The Transvestite, the Transsexual and the Trans Woman: The Transmisogynist Representation of Transgender Killers in Psycho, The Silence of the Lambs and The Mantis
Summary
This thesis examines three stories revolving around the transmisogynist trope of transgender female serial killers: the 1959 novel Psycho by Robert Bloch and its film adaptations by Alfred Hitchcock and Gus van Sant, the 1989 novel The Silence of the Lambs by Thomas Harris and its film adaptation by Jonathan Demme, and the Netflix Original series The Mantis. By historically contextualizing these texts and critiquing contemporaneous conceptualizations of transgender individuals through a modern-day trans activist lens, the way in which past societal beliefs contributed to the transmisogyny in the texts is explored. Norman Bates in Psycho is portrayed as a crossdressing man, which is presented as a symptom of being dangerously disturbed, linking gender nonconformity and mental illness to extreme violence. Jame Gumb in The Silence of the Lambs is portrayed as a transgender woman who is denied access to health care services needed to medically transition, enforcing the idea of a “false transsexual” which encourages disbelief of trans people’s self- identification.
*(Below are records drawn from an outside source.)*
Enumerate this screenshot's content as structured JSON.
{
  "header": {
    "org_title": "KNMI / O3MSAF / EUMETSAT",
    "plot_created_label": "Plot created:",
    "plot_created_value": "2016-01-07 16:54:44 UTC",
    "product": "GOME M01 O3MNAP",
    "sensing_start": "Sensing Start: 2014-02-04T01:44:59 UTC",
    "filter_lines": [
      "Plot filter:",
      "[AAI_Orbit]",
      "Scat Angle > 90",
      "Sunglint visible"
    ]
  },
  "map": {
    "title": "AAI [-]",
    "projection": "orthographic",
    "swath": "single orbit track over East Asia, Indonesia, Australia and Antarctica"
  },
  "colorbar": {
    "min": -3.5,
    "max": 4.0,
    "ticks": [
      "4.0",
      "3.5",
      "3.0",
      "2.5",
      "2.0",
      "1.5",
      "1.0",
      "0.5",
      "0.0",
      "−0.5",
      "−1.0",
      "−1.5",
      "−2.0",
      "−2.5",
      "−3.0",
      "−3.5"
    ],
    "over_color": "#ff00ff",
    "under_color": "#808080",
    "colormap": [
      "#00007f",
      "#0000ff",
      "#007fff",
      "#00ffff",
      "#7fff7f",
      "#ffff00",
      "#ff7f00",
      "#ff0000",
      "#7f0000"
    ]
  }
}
Virginie Delorme in The Mantis is portrayed as a trans woman who was similarly refused sex reassignment surgery and is rejected by men because of her poorly performed clandestine vaginoplasty, supporting the transphobic notion that post-operative trans women are merely mutilated men. The uncovered flaws in representing transgender women fairly and accurately point in a direction for future views on trans women that are not conducive to the production of such harmful fictional media.